The fossil discoveries published in Science Advances have revealed they possessed hind legs during the first 70 million years of their evolution.
They also provide details about how the flexible skull of snakes evolved from their lizard ancestors.
The evolution of the snake body has captivated researchers for a long time—representing one of the most dramatic examples of the vertebrate body's ability to adapt—but a limited fossil record has obscured our understanding of their early evolution until now.
Dr. Alessandro Palci, from Flinders University, was part of the international research team that performed high-resolution (CT) scanning and light microscopy of the preserved skulls of Najash to reveal substantial new anatomical data on the early evolution of snakes.

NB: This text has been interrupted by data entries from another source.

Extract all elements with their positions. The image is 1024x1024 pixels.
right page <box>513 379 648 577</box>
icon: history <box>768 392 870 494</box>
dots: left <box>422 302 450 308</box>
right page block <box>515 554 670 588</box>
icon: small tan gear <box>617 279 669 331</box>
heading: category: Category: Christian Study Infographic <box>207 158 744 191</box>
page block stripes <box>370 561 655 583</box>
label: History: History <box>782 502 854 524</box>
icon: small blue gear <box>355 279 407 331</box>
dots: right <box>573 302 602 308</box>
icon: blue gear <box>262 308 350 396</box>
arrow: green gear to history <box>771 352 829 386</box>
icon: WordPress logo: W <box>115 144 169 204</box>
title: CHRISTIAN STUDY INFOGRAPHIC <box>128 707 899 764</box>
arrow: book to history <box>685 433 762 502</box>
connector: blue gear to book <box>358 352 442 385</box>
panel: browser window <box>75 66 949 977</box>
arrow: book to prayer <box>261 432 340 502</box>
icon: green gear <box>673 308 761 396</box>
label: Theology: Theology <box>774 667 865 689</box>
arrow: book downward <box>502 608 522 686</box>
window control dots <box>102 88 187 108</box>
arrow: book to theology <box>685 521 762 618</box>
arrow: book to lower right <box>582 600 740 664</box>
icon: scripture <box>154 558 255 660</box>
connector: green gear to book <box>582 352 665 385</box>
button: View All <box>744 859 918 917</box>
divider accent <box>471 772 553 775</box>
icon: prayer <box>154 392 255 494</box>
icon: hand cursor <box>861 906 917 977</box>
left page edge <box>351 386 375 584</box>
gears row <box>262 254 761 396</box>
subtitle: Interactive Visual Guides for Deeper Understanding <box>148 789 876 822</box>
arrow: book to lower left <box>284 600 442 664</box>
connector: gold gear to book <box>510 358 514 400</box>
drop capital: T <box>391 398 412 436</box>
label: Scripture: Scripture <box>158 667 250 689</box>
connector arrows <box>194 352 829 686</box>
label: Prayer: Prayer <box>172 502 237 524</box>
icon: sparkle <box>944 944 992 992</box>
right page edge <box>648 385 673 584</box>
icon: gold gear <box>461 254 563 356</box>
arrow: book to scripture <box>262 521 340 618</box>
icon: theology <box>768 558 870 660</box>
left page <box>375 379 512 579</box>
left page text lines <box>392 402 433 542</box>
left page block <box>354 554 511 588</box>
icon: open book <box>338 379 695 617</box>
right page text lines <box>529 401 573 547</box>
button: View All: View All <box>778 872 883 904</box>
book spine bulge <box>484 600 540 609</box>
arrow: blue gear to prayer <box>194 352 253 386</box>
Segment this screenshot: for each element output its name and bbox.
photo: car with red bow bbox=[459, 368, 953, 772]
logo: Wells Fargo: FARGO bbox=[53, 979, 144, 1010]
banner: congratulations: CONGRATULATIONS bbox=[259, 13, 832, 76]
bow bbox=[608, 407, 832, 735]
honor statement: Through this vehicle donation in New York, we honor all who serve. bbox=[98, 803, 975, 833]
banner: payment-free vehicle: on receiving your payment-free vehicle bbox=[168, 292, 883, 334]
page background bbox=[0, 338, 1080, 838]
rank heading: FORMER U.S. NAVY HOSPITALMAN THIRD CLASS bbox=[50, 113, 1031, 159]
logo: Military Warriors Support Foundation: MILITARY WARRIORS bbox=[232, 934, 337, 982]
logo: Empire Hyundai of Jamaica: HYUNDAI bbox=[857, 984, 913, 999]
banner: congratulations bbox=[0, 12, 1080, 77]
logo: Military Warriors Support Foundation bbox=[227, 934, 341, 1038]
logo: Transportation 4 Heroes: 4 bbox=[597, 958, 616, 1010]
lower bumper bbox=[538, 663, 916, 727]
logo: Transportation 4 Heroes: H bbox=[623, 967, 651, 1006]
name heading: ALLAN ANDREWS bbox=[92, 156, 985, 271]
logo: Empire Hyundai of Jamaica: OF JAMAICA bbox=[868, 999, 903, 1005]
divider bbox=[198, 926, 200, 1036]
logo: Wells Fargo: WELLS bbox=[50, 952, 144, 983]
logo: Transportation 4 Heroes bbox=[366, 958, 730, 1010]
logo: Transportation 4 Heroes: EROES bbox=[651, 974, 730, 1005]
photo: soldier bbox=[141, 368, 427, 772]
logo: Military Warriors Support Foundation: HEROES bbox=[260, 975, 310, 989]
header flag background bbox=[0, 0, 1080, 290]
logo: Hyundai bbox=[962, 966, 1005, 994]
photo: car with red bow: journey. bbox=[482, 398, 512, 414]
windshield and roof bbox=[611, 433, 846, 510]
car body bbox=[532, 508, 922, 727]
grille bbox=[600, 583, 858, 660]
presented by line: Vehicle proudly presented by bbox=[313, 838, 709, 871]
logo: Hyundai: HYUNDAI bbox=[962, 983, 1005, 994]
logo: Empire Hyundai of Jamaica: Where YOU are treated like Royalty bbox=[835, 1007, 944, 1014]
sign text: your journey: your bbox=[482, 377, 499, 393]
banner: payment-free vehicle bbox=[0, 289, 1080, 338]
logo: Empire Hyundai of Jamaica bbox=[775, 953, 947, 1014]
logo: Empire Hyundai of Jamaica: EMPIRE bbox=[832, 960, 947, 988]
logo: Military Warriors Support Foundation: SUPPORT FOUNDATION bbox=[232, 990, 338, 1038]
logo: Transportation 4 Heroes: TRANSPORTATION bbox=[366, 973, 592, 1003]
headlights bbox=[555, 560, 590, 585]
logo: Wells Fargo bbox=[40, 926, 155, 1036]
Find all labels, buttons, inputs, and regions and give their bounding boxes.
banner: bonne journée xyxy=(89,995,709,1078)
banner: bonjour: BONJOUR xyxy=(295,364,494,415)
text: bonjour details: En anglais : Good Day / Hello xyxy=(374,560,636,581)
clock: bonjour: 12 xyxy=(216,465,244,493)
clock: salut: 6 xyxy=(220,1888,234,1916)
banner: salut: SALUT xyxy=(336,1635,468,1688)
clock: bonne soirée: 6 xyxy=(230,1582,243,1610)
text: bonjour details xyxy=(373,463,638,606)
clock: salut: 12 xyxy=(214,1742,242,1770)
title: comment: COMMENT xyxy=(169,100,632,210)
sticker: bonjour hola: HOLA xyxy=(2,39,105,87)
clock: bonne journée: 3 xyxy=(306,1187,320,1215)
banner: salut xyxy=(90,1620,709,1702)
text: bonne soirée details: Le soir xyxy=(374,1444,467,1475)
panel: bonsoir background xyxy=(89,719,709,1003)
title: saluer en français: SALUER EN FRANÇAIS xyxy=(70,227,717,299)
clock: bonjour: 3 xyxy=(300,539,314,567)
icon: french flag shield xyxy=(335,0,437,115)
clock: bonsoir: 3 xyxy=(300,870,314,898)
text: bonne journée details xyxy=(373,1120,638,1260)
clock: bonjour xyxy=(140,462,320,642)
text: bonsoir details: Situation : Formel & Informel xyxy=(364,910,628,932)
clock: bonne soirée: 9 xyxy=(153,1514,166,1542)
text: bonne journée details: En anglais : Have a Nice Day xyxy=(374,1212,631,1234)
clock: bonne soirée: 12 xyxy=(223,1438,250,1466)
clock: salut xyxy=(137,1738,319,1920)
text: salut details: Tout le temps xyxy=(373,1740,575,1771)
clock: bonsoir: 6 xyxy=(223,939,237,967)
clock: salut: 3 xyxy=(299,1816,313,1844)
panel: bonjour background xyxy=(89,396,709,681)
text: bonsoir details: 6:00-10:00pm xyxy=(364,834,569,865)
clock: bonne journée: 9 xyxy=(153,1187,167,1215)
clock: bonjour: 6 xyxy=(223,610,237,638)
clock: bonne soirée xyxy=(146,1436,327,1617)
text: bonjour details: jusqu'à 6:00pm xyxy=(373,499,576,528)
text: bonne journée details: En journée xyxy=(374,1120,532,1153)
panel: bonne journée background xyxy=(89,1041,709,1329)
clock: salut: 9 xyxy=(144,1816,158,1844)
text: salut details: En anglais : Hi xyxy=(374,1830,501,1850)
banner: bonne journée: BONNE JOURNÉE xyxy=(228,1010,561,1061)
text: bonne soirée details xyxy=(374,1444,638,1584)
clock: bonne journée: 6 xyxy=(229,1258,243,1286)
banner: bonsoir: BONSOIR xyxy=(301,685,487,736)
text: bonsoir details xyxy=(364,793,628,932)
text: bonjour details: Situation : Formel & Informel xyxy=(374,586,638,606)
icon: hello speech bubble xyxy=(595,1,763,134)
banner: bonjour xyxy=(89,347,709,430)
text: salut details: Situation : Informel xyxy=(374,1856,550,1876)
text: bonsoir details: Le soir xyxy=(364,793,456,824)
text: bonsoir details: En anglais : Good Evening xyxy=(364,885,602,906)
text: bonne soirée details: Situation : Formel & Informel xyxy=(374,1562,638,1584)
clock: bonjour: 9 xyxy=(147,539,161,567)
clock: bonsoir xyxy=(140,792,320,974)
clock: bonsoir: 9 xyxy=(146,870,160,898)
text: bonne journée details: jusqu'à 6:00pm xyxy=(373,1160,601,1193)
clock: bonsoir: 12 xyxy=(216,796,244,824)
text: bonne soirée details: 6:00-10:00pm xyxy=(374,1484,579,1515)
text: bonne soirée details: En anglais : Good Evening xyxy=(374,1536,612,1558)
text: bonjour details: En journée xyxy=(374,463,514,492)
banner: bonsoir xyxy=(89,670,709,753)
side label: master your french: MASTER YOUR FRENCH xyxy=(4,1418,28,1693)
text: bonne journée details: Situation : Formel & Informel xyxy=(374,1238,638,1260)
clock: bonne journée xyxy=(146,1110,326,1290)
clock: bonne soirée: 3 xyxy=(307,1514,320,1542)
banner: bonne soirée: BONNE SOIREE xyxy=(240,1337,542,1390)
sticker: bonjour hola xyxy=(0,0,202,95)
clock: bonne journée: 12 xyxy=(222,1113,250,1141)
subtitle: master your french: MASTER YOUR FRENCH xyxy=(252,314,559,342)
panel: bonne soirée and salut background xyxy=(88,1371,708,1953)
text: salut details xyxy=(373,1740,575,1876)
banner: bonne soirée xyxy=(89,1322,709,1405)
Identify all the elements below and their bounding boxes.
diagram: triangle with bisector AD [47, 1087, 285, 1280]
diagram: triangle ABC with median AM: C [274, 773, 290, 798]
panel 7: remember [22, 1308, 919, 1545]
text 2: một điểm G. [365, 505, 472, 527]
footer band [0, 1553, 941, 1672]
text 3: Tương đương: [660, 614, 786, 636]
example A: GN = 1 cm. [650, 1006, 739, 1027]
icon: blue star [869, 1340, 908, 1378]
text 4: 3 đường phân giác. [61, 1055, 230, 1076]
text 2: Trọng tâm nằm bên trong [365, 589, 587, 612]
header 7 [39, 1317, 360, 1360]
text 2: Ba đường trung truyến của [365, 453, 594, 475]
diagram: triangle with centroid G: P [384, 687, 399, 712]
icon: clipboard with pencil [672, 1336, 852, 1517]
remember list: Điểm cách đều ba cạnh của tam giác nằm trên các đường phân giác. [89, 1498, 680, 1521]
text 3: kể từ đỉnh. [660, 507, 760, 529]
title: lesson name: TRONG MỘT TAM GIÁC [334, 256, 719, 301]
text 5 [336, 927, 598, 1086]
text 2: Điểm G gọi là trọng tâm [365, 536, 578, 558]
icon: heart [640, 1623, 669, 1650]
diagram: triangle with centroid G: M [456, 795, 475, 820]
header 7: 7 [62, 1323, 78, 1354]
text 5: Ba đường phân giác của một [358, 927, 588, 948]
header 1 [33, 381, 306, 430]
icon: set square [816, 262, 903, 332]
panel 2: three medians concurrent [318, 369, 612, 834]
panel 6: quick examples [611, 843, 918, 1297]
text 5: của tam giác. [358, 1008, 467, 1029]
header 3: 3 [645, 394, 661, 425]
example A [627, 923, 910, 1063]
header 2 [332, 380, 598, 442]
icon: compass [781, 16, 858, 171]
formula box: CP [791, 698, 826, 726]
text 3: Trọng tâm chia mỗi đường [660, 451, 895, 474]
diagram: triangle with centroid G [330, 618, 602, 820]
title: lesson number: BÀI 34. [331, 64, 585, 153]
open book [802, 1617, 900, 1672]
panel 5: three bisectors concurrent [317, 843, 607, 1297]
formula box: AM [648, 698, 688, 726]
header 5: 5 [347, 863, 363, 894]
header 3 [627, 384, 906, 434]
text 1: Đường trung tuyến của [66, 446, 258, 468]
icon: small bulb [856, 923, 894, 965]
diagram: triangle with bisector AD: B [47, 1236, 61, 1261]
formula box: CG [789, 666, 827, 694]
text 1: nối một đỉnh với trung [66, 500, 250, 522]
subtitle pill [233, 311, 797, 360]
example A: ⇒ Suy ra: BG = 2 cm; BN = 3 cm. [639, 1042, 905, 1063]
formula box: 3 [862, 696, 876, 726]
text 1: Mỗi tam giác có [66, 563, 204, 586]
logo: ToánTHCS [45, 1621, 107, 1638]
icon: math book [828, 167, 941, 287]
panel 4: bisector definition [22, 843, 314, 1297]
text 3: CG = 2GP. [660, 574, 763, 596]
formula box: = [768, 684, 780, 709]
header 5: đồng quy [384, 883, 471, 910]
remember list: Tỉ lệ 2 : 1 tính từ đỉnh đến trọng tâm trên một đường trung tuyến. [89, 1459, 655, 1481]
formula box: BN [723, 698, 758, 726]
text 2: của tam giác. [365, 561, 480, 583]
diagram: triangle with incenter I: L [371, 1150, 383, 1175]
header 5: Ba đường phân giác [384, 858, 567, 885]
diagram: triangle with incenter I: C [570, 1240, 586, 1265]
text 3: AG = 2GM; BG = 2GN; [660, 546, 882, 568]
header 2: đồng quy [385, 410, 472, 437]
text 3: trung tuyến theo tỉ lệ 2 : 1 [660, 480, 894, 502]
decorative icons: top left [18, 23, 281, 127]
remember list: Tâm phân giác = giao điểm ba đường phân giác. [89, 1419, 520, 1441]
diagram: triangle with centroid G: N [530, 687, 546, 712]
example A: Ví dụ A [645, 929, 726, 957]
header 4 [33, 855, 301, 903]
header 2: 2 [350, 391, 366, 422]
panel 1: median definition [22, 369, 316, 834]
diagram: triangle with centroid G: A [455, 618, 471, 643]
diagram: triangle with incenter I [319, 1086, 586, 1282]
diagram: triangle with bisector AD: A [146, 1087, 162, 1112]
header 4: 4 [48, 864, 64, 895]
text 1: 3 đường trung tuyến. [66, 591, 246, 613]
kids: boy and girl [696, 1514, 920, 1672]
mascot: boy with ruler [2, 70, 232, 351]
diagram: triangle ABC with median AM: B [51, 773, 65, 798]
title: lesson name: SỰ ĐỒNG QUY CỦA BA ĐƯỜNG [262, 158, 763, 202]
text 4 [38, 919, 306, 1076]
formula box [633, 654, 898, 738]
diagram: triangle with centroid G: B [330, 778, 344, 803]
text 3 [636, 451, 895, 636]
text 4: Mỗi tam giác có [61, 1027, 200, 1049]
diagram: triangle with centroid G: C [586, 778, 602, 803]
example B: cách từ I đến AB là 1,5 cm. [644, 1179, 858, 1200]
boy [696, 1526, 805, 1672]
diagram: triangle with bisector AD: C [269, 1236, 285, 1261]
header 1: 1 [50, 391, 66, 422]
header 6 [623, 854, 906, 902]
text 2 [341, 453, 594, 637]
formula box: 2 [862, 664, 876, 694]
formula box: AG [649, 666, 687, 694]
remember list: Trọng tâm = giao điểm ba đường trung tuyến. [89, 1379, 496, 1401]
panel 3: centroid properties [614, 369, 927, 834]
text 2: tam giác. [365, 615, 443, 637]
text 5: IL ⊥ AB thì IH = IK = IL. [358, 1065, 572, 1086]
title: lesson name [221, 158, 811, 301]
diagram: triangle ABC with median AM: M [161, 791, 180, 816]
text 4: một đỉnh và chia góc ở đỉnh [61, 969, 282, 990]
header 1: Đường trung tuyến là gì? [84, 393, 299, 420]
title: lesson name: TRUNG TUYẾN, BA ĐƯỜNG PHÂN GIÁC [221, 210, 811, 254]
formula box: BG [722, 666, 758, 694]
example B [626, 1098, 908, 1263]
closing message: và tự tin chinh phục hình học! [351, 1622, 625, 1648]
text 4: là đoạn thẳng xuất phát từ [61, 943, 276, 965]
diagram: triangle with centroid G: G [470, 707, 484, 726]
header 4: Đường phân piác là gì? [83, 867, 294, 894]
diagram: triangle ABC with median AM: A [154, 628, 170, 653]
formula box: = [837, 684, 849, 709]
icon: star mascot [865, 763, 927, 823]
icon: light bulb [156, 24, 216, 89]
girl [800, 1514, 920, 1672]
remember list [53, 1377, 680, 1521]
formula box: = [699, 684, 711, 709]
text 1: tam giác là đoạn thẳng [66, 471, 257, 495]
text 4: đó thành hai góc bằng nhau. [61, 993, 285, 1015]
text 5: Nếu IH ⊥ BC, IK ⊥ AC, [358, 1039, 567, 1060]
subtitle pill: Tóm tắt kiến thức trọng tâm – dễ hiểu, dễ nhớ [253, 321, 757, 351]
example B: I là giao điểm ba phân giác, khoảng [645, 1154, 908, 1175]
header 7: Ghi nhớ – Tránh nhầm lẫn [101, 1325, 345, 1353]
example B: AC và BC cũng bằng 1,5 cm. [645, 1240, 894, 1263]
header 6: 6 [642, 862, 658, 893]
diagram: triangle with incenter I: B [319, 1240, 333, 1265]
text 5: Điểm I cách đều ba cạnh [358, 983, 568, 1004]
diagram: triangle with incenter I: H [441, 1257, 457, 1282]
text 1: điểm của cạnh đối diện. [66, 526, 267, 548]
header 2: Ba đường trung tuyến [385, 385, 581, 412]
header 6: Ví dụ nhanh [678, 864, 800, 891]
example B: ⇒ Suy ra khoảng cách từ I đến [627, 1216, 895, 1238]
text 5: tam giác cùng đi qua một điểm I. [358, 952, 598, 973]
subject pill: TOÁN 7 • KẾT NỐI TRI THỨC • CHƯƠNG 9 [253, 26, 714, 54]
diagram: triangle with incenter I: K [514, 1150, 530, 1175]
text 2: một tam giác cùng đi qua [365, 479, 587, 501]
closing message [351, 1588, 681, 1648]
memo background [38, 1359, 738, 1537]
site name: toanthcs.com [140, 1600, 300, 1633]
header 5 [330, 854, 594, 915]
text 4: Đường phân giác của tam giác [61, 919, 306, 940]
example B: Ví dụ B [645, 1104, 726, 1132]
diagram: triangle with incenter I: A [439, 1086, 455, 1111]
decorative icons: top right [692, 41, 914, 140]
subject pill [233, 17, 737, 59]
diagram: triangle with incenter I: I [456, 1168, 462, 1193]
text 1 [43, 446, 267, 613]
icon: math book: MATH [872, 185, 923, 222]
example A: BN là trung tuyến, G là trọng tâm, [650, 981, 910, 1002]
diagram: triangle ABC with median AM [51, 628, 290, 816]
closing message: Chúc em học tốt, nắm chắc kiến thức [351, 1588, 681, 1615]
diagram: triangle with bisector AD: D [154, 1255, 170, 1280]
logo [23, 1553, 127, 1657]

"Snakes are famously legless, but then so are many lizards. What truly sets snakes apart is their highly mobile skull, which allows them to swallow large prey items. For a long time we have been lacking detailed information about the transition from the relatively rigid skull of a lizard to the super flexible skull of snakes".
"Najash has the most complete, three-dimensionally preserved skull of any ancient snake, and this is providing an amazing amount of new information on how the head of snakes evolved. It has some, but not all of the flexible joints found in the skull of modern snakes. Its middle ear is intermediate between that of lizards and living snakes, and unlike all living snakes it retains a well-developed cheekbone, which again is reminiscent of that of lizards."
Flinders University and South Australian Museum researcher Professor Mike Lee, was also part of the study, and adds "Najash shows how snakes evolved from lizards in incremental evolutionary steps, just like Darwin predicted."
"These primitive snakes with little legs weren't just a transient evolutionary stage on the way to something better. Rather, they had a highly successful body plan that persisted across many millions of years, and diversified into a range of terrestrial, burowing and aquatic niches," says Professor Lee.